What is XO Sauce?

Ever since we discovered XO Sauce and created our own XO Sauce recipe, we’ve been enamored with the stuff. It’s a mixture of fried garlic, shallots, dried scallops, dried shrimp, Chinese ham, and chili peppers. In short, it’s an incredible umami bomb. I think perhaps we’ve been a little too content to just have a jar of it in the fridge to enjoy it as we like, putting it on everything from eggs and wok-fuls of veggies to rice and noodles! It can be easy to forget that it can be used as a cooking ingredient.  We have a Water Spinach (Ong Choy) with XO Sauce recipe, and an XO Sauce Fried Rice (using regular jasmine rice), but we thought it was high time that we offer some more ways to use XO Sauce. 

XO Sauce & Fried Rice: A Perfect Match

One of the best ways to enjoy XO Sauce is with fried rice. The other day, when my mom was recording her video on How to Cook Sticky Rice, we had one too many batches left at the end of the day.  I had been tinkering with the idea of an XO Sauce Fried Sticky Rice, so I grabbed a jar out of the refrigerator, and we turned my mom’s batch of sticky rice into something truly delicious.  (It occurs to me now that you could make this even more insane by adding a little bit of white truffle oil. We haven’t tested that just yet, so you’ll have to see for yourself whether my hunch is a good one.)  The idea of making fried rice using sticky rice isn’t all that common, but it IS delicious. We have one other fried sticky rice recipe on the blog: my dad’s Lobster Sticky Fried Rice.  This recipe gives you a similar umami seafood hit, but with a jarred condiment—no live lobsters needed! While Lobster Sticky Fried Rice might be a Chinese New Year or other special occasion recipe, this recipe is simple enough to make anytime. 

But I’ve never cooked sticky rice before! 

Lucky for you, we’ve just updated our post on how to make sticky rice in a steamer and a basic rice cooker. See that recipe over here. The main thing to keep in mind is that you want to keep your rice covered before cooking, or it could dry out.  You want this sticky rice to have some chew to it, but not be too hard and give yourself a tired jaw eating it. We give instructions on how to cook it right here in this recipe, so just follow them, and your rice will turn out great! 

Can I Add Proteins to This? 

The simple answer is yes. There is no protein in this recipe outside of the small amount in the XO sauce, so feel free to follow our instructions for velveting any protein you like—beef, chicken, pork, or shrimp—then pre-cook it before adding it along with the frozen peas in the recipe.  If you want to use cooked proteins, you can simply add them in and let them warm through. But this version here is great for flexitarians or anyone looking to eat mostly plant-based more often. (Obviously, there is seafood and ham in the XO sauce, but no additional meat in the recipe.) 

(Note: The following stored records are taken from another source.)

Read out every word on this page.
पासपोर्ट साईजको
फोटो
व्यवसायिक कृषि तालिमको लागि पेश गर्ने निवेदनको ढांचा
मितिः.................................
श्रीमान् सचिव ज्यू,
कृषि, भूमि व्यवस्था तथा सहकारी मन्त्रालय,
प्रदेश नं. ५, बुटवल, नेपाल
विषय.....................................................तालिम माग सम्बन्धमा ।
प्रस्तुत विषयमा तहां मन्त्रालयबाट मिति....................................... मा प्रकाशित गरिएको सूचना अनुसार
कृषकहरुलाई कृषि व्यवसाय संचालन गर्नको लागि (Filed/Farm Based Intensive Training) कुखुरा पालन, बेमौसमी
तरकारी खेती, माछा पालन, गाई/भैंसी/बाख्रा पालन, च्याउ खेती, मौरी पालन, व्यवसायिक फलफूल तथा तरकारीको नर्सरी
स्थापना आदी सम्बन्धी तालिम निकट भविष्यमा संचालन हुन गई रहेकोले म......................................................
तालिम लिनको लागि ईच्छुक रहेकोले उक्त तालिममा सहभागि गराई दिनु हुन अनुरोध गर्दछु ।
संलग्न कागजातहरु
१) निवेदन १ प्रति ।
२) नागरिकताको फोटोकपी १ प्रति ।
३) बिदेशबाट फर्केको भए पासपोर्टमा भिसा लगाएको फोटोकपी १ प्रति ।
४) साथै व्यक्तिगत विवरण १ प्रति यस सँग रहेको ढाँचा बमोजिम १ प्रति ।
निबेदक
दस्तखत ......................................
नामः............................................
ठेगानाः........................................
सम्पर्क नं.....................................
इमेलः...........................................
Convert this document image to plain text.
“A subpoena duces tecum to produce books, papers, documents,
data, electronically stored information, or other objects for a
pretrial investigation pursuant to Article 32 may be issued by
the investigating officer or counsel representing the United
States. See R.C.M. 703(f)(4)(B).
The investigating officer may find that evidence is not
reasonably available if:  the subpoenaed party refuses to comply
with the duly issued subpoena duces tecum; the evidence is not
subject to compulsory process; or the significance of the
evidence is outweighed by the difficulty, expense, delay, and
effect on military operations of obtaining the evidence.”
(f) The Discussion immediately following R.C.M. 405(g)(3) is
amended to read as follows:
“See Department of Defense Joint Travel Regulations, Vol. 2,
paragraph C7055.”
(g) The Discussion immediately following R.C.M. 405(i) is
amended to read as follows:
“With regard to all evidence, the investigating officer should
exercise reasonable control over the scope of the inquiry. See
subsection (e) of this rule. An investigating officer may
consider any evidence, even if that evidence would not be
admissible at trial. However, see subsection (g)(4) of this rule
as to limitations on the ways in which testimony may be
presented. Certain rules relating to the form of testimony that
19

XO Sauce Fried Sticky Rice Recipe Instructions

First, make the sticky rice. Add the raw sticky rice to a mixing bowl or other deep container. Fill it with water so that the water level is at least 3 inches above the rice (as the rice will expand when soaking). Soak for 6 to 24 hours. Soak it longer if you want your sticky rice to have a softer texture. Drain in a colander. There are two methods for making the sticky rice: in a steamer or in a rice cooker. 

To make the sticky rice in a steamer: 

Evenly arrange the soaked sticky rice on a heat-proof, rimmed dish set on a rack or in a bamboo steamer lined with natural steamer liners or cheesecloth. Place in a covered wok or pot to steam. (See our post on how to steam food for more details.) Cover and steam for 30-45 minutes. When making a larger batch of rice, steam in two batches or steam longer. You can check the rice and increase the steaming time if need be.

To make the sticky rice in a rice cooker: 

Drain the soaked rice and add it to your rice cooker pot. Add water so it barely covers the rice. (Basically, the water level should be about the same as the height of the rice in the pot.) Cover, and press the “cook” or “start” button. If you find the rice is a bit undercooked after the rice cooker finishes, sprinkle in a bit more water, and turn it back on. Overly wet rice is harder to salvage, which is why we prefer the steamer method, which is much more foolproof! Once cooked, keep the sticky rice covered until you’re ready to use it in the recipe. This will prevent it from drying out. 

To make the fried sticky rice:

Add oil to a large non-stick pan over medium-high heat. Cook the onion and garlic for 3 minutes, or until the onions are translucent and starting to lightly brown around the edges. Add mushrooms, and cook them for another 3 minutes, until softened.  Now add the sticky rice, along with the light soy sauce, dark soy sauce, Shaoxing wine, sesame oil, and white pepper, putting the seasoning ingredients directly onto the rice. (The liquid seasonings will help the rice break up.) Break up the rice clumps and stir to coat the rice in the sauce. Add the frozen peas, and mix everything well so the peas are evenly distributed throughout the rice. Finally, add the XO sauce and scallions. Stir-fry thoroughly. Salt to taste, and serve.